Imagine a professional gamer (hopped on Red Bull, 5-Hour, and Adderall) having his controller confiscated by a total novice in the middle of the greatest match of his life. Hundreds of thousands on the line. Chained to the coffee table. Ball-gagged, unable to protest, forced to watch.


Imagine a military drone pilot (high on adrenaline, split nerves, and the threatening scrutiny of a boss with the power to make people disappear) thrown from her chair by a foreign insurgent. Incapacitated on the ground. Gun to her temple. Ball-gagged, unable to protest, forced to watch.


Imagine an accomplished painter (deprived of sleep, health, and relationships in their isolation) kicked from their stool by a vandal. Head spinning. Brush torn from their hands. Ball-gagged, unable to protest, forced to watch.


Or at least, after the fact, to remember: shame-faced and distraught.


You may think my analogies dramatic. Maybe they are. But how else can we—the strange, the afflicted, the hounded, the wounded without physical wounds to show for our many wars and battles, lost or won—show you: the prying eyes, the public guise, wondering why this person, who has everything going for them, who is talented, and loved, and supported, has a reason to crumble?


Maybe it’s because those eyes of yours look only at the skin, and not underneath. If you gazed deeper—I mean, really, really looked; took more than a cursory glance—you’d see the demons. You’d see the wars and the battles fought within. You’d see the wounds and the scars and the reasons for the strangeness I can’t help but make known, because that strangeness is my core, my signature, my self; the sharks and seaweed and bones of murdered men lurking under the serene surface of my lake. If only you could wait, to watch just long enough to wonder “why?” instead of doling out split-second judgments, then perhaps you’d see.


See, and not listen, because I find myself incapable of speaking of those things that haunt and harrow me. Sometimes I break and spill tears. Other times I shut down and mumble false excuses, and this only compounds my dysfunction.
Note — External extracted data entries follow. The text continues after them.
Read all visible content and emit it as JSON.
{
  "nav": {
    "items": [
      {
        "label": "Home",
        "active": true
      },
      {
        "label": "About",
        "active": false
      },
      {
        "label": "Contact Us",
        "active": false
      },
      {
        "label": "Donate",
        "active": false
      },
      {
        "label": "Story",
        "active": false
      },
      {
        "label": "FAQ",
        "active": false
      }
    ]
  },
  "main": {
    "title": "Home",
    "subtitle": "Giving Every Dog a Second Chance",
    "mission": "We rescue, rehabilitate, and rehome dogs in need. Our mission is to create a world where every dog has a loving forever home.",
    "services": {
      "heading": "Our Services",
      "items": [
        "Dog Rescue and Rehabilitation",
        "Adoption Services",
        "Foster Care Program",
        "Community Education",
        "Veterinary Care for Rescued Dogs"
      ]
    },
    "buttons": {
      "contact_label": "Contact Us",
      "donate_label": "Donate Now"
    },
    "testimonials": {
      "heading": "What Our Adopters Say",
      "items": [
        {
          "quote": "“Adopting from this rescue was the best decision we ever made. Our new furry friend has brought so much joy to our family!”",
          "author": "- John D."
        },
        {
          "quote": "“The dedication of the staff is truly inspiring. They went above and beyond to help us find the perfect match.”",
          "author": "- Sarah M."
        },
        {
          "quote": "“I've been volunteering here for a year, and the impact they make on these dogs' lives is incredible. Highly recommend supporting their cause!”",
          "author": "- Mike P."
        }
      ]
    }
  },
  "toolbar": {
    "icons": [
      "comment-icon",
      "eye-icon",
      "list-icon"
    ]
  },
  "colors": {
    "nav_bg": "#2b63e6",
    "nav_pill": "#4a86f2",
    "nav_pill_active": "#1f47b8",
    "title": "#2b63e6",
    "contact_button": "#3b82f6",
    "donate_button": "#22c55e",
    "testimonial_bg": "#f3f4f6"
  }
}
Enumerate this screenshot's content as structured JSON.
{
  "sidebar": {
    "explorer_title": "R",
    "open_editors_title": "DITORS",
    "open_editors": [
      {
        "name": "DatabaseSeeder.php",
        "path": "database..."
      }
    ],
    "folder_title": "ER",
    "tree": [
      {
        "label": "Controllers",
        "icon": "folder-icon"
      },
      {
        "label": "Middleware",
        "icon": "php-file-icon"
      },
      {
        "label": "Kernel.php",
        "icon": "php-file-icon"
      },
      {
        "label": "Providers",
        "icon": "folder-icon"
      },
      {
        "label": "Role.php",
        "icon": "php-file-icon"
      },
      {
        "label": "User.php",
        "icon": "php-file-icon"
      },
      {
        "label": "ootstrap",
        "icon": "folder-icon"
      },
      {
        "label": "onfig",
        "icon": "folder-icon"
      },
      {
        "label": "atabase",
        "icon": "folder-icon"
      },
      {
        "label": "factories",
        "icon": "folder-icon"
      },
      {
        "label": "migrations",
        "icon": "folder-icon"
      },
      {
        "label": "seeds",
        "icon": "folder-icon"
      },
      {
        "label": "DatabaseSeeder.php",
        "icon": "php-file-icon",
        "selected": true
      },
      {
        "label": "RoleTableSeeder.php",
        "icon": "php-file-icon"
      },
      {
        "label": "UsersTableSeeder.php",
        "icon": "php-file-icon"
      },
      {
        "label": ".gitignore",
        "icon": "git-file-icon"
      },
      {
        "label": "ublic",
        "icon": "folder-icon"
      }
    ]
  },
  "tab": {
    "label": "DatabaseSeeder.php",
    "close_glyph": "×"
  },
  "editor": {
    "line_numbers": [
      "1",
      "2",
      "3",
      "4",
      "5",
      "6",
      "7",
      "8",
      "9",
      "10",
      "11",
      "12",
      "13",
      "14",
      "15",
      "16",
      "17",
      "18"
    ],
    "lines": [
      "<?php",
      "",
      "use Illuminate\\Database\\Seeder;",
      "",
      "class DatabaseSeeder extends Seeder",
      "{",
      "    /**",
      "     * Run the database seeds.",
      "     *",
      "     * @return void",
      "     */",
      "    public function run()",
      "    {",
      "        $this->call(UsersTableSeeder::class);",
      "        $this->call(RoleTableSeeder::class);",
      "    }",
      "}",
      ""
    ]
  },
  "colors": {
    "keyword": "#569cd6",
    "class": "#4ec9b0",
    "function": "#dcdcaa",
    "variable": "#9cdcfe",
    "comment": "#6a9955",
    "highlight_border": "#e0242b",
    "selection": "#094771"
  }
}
The nonfictional people in my life always ask for a reason. Why am I sad? Why am I silent? Why don’t I want to leave the house, put on pants, walk into the sunshine? More often than not there is no reason, but these nonfictional people of mine seem to need one to sate their curiosities or their concerns, so my fractured mind either conjures one, or I simply dissolve into the distance, shake my head, mutter something incoherent about being ill or tired—enough to prod expressions of worry that look, to me, like disappointment, disdain, and most of all: incomprehension.


I don’t blame them. I can’t, as much as I want to. They don’t think like me. They don’t work like me. Their cogs and gears, well-oiled and well-tended, are different from my rusted springs, trip-wires, and pressure plates. Human brains are each unique, but typically tend to run on the same thread; I just happen to function on a different one, a knotted or frayed one, a lump in the weave. A literal loose end.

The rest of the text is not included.